In August the government increased down payments for second mortgages and imposed a stamp duty on property held for less than three years to curb speculation but so far it does not seem to be having much of an effect.
‘There is a possibility that transaction activity and prices could pick up again given the current global conditions of flush liquidity and low interest rates. The government will continue to be vigilant in monitoring developments in the property market, and if necessary, adopt additional measures to promote a sustainable property market,’ the central bank said.
The government has made more land available for development in a bid to further cool the market. Some 17 sites on its list of property are to sell for residential developments in the first half next year. About 8,100 apartments can be built on the sites, comparable to the supply in the second half this year, the most since it started its current land auction system in 2001. Another 13 sites are being considered for release that could yield a further 6,200 homes.

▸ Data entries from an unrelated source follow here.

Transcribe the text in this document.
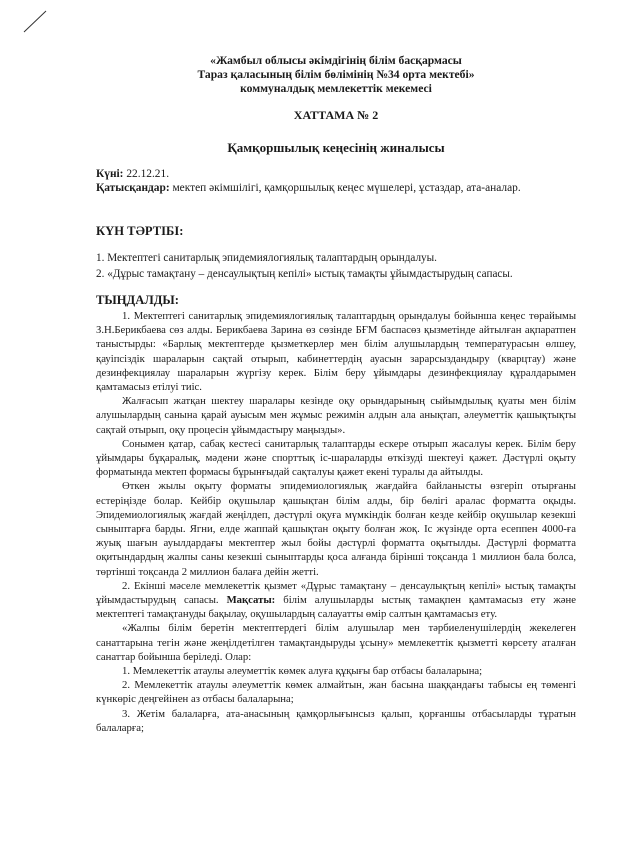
«Жамбыл облысы әкімдігінің білім басқармасы
Тараз қаласының білім бөлімінің №34 орта мектебі»
коммуналдық мемлекеттік мекемесі
ХАТТАМА № 2
Қамқоршылық кеңесінің жиналысы
Күні: 22.12.21.
Қатысқандар: мектеп әкімшілігі, қамқоршылық кеңес мүшелері, ұстаздар, ата-аналар.
КҮН ТӘРТІБІ:
1. Мектептегі санитарлық эпидемиялогиялық талаптардың орындалуы.
2. «Дұрыс тамақтану – денсаулықтың кепілі» ыстық тамақты ұйымдастырудың сапасы.
ТЫҢДАЛДЫ:

1. Мектептегі санитарлық эпидемиялогиялық талаптардың орындалуы бойынша кеңес төрайымы З.Н.Берикбаева сөз алды. Берикбаева Зарина өз сөзінде БҒМ баспасөз қызметінде айтылған ақпаратпен таныстырды: «Барлық мектептерде қызметкерлер мен білім алушылардың температурасын өлшеу, қауіпсіздік шараларын сақтай отырып, кабинеттердің ауасын зарарсыздандыру (кварцтау) және дезинфекциялау шараларын жүргізу керек. Білім беру ұйымдары дезинфекциялау құралдарымен қамтамасыз етілуі тиіс.

Жалғасып жатқан шектеу шаралары кезінде оқу орындарының сыйымдылық қуаты мен білім алушылардың санына қарай ауысым мен жұмыс режимін алдын ала анықтап, әлеуметтік қашықтықты сақтай отырып, оқу процесін ұйымдастыру маңызды».

Сонымен қатар, сабақ кестесі санитарлық талаптарды ескере отырып жасалуы керек. Білім беру ұйымдары бұқаралық, мәдени және спорттық іс-шараларды өткізуді шектеуі қажет. Дәстүрлі оқыту форматында мектеп формасы бұрынғыдай сақталуы қажет екені туралы да айтылды.

Өткен жылы оқыту форматы эпидемиологиялық жағдайға байланысты өзгеріп отырғаны естеріңізде болар. Кейбір оқушылар қашықтан білім алды, бір бөлігі аралас форматта оқыды. Эпидемиологиялық жағдай жеңілдеп, дәстүрлі оқуға мүмкіндік болған кезде кейбір оқушылар кезекші сыныптарға барды. Ягни, елде жаппай қашықтан оқыту болған жоқ. Іс жүзінде орта есеппен 4000-ға жуық шағын ауылдардағы мектептер жыл бойы дәстүрлі форматта оқытылды. Дәстүрлі форматта оқитындардың жалпы саны кезекші сыныптарды қоса алғанда бірінші тоқсанда 1 миллион бала болса, төртінші тоқсанда 2 миллион балаға дейін жетті.

2. Екінші мәселе мемлекеттік қызмет «Дұрыс тамақтану – денсаулықтың кепілі» ыстық тамақты ұйымдастырудың сапасы. Мақсаты: білім алушыларды ыстық тамақпен қамтамасыз ету және мектептегі тамақтануды бақылау, оқушылардың салауатты өмір салтын қамтамасыз ету.

«Жалпы білім беретін мектептердегі білім алушылар мен тәрбиеленушілердің жекелеген санаттарына тегін және жеңілдетілген тамақтандыруды ұсыну» мемлекеттік қызметті көрсету аталған санаттар бойынша беріледі. Олар:

1. Мемлекеттік атаулы әлеуметтік көмек алуға құқығы бар отбасы балаларына;

2. Мемлекеттік атаулы әлеуметтік көмек алмайтын, жан басына шаққандағы табысы ең төменгі күнкөріс деңгейінен аз отбасы балаларына;

3. Жетім балаларға, ата-анасының қамқорлығынсыз қалып, қорғаншы отбасыларды тұратын балаларға;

Despite these measures private residential property prices increased 2.9% in the third quarter of 2010 from the previous three months, when they climbed 5.3%, figures from the Urban Redevelopment Authority show. Singapore’s government forecasts economic growth of 15% this year and expansion of 4 to 6% in 2011.
‘As the property market is sentiment sensitive, a pick-up in activity could lead to rapidly escalating prices. If economic recovery disappoints on the downside amidst continued uncertainties in the global economy and market confidence is dented, prices could fall,’ the central bank added.
‘On the other hand, if the economic recovery continues apace, there could be widespread implications on buyers who overextended themselves when interest rates eventually rise.’